"It bears my name on it, but it's much more than just me," said Hahn, now a scout for the D-backs. "It's everyone that's been there throughout the whole process, from ASU to the D-backs. This is going to help impact this program in a positive light."
Hahn was a top recruit out of high school, but in the first weekend of his freshman season he was paralyzed from the chest down sliding into second base. He remained active in the program while rehabbing, then in the 34th round of the 2013 Draft was selected by the D-backs with a job waiting for him upon graduation.
"When we first drafted him and promised him a job, it wasn't a gift for him, it was a gift for us," said Derrick Hall, president and CEO of the D-backs. "We did it because we know how special he is. Any recognition for him is well deserved, but then when there's an educational element to it as well … it's a perfect fit."
With a $700,000 goal for the endowment, the Arizona Diamondbacks Foundation jumpstarted the funding by committing $200,000 toward the $350,000 needed to establish it. ASU will then match those funds to reach the full amount needed for a lifetime scholarship.
Debbie Castaldo, vice president of community affairs for the club, said the D-backs were excited to jump on board as soon as they heard about the opportunity.
"Everybody knows what Cory means to our organization," Castaldo said. "But for our foundation to be able to step up to the plate and help create this scholarship that will live on in perpetuity is really special to Derrick, to Cory's family, to all of us that know and love him."
On "Cory Hahn Night" at Phoenix Municipal Stadium, the ASU baseball team surprised Hahn by unveiling his No. 34 on the right-field wall, opposite former ASU football player Pat Tillman's No. 42.
"It's pretty special, to just be on the same wall as him," Hahn said. "That's probably one of the few times I've been pretty speechless."
Willie Bloomquist, another Sun Devil with D-backs connections as he donned the Sedona Red for three seasons, was honored to witness the ceremonies, calling Hahn an inspiration.
"Mentally he's still ready to take on the world, and I think that's a tribute to the kind of person he is," Bloomquist said. "For there to be a scholarship recognition in his name is awesome.
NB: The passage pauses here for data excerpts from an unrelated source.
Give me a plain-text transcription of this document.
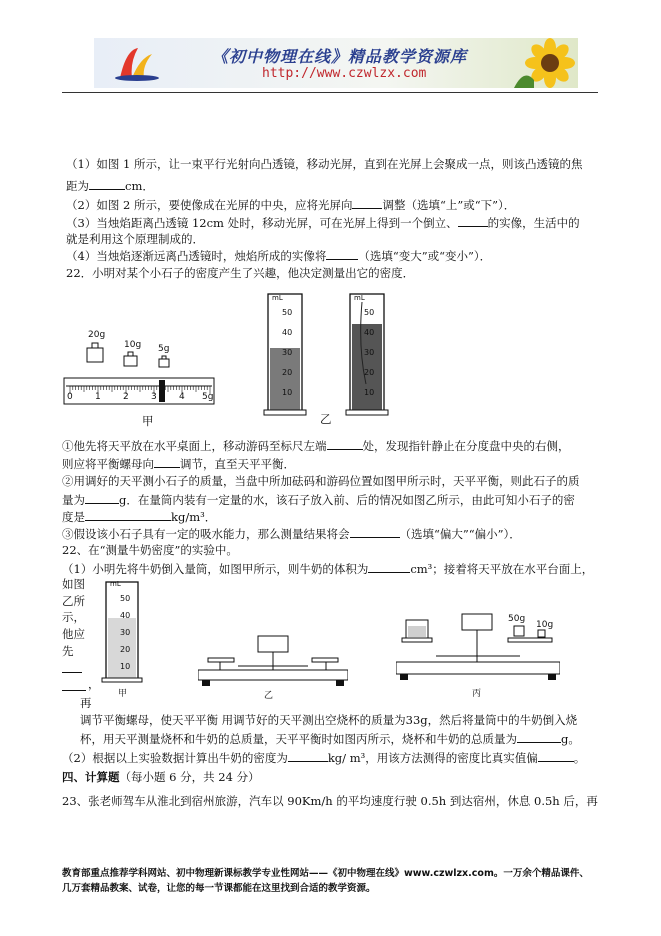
《初中物理在线》精品教学资源库
http://www.czwlzx.com
（1）如图 1 所示，让一束平行光射向凸透镜，移动光屏，直到在光屏上会聚成一点，则该凸透镜的焦
距为	cm．
（2）如图 2 所示，要使像成在光屏的中央，应将光屏向	调整（选填“上”或“下”）．
（3）当烛焰距离凸透镜 12cm 处时，移动光屏，可在光屏上得到一个倒立、	的实像，生活中的
就是利用这个原理制成的．
（4）当烛焰逐渐远离凸透镜时，烛焰所成的实像将	（选填“变大”或“变小”）．
22．小明对某个小石子的密度产生了兴趣，他决定测量出它的密度．
20g
10g 5g
0 1 2 3 4 5g
甲
mL
50
40
30
20
10
mL
50
40
30
20
10
乙
①他先将天平放在水平桌面上，移动游码至标尺左端	处，发现指针静止在分度盘中央的右侧，
则应将平衡螺母向 调节，直至天平平衡．
②用调好的天平测小石子的质量，当盘中所加砝码和游码位置如图甲所示时，天平平衡，则此石子的质
量为	g．在量筒内装有一定量的水，该石子放入前、后的情况如图乙所示，由此可知小石子的密
度是	kg/m³．
③假设该小石子具有一定的吸水能力，那么测量结果将会	（选填“偏大”“偏小”）．
22、在“测量牛奶密度”的实验中。
（1）小明先将牛奶倒入量筒，如图甲所示，则牛奶的体积为	cm³；接着将天平放在水平台面上，
如图
乙所
示，
他应
先
，
再
mL
50
40
30
20
10
甲	乙
50g
10g
丙
调节平衡螺母，使天平平衡 用调节好的天平测出空烧杯的质量为33g，然后将量筒中的牛奶倒入烧
杯，用天平测量烧杯和牛奶的总质量，天平平衡时如图丙所示，烧杯和牛奶的总质量为	g。
（2）根据以上实验数据计算出牛奶的密度为	kg/ m³，用该方法测得的密度比真实值偏	。
四、计算题（每小题 6 分，共 24 分）
23、张老师驾车从淮北到宿州旅游，汽车以 90Km/h 的平均速度行驶 0.5h 到达宿州，休息 0.5h 后，再
教育部重点推荐学科网站、初中物理新课标教学专业性网站——《初中物理在线》www.czwlzx.com。一万余个精品课件、
几万套精品教案、试卷，让您的每一节课都能在这里找到合适的教学资源。
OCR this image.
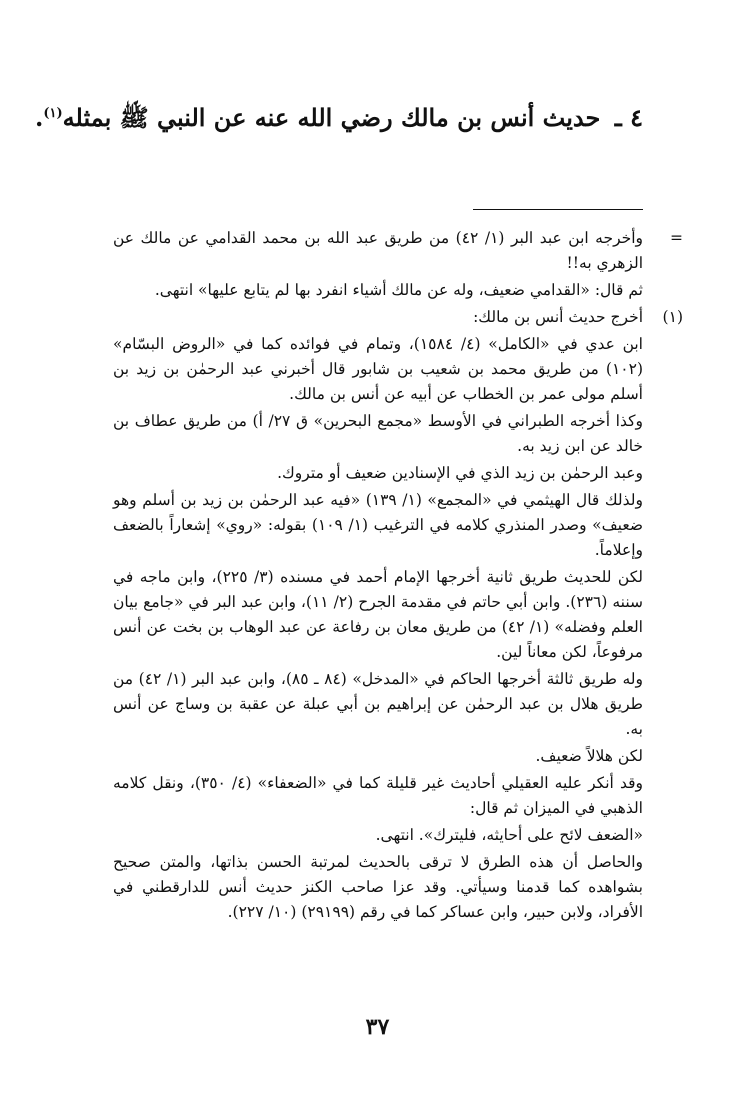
٤ ـ حديث أنس بن مالك رضي الله عنه عن النبي ﷺ بمثله$^{(١)}$.

=
وأخرجه ابن عبد البر (١/ ٤٢) من طريق عبد الله بن محمد القدامي عن مالك عن الزهري به!!

ثم قال: «القدامي ضعيف، وله عن مالك أشياء انفرد بها لم يتابع عليها» انتهى.

(١)
أخرج حديث أنس بن مالك:

ابن عدي في «الكامل» (٤/ ١٥٨٤)، وتمام في فوائده كما في «الروض البسّام» (١٠٢) من طريق محمد بن شعيب بن شابور قال أخبرني عبد الرحمٰن بن زيد بن أسلم مولى عمر بن الخطاب عن أبيه عن أنس بن مالك.

وكذا أخرجه الطبراني في الأوسط «مجمع البحرين» ق ٢٧/ أ) من طريق عطاف بن خالد عن ابن زيد به.

وعبد الرحمٰن بن زيد الذي في الإسنادين ضعيف أو متروك.

ولذلك قال الهيثمي في «المجمع» (١/ ١٣٩) «فيه عبد الرحمٰن بن زيد بن أسلم وهو ضعيف» وصدر المنذري كلامه في الترغيب (١/ ١٠٩) بقوله: «روي» إشعاراً بالضعف وإعلاماً.

لكن للحديث طريق ثانية أخرجها الإمام أحمد في مسنده (٣/ ٢٢٥)، وابن ماجه في سننه (٢٣٦). وابن أبي حاتم في مقدمة الجرح (٢/ ١١)، وابن عبد البر في «جامع بيان العلم وفضله» (١/ ٤٢) من طريق معان بن رفاعة عن عبد الوهاب بن بخت عن أنس مرفوعاً، لكن معاناً لين.

وله طريق ثالثة أخرجها الحاكم في «المدخل» (٨٤ ـ ٨٥)، وابن عبد البر (١/ ٤٢) من طريق هلال بن عبد الرحمٰن عن إبراهيم بن أبي عبلة عن عقبة بن وساج عن أنس به.

لكن هلالاً ضعيف.

وقد أنكر عليه العقيلي أحاديث غير قليلة كما في «الضعفاء» (٤/ ٣٥٠)، ونقل كلامه الذهبي في الميزان ثم قال:

«الضعف لائح على أحايثه، فليترك». انتهى.

والحاصل أن هذه الطرق لا ترقى بالحديث لمرتبة الحسن بذاتها، والمتن صحيح بشواهده كما قدمنا وسيأتي. وقد عزا صاحب الكنز حديث أنس للدارقطني في الأفراد، ولابن حبير، وابن عساكر كما في رقم (٢٩١٩٩) (١٠/ ٢٢٧).

٣٧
Flat-out awesome."
For Hahn, the scholarship endowment and number unveiling are just the latest accomplishments he can add to a growing list since the incident. While he works toward his bigger goals, like regaining the ability to walk, he appreciates being a part of two supportive organizations that he described as families.
"When you see the two most important things to me come together," he said, "it leaves you with a whirlwind of emotions."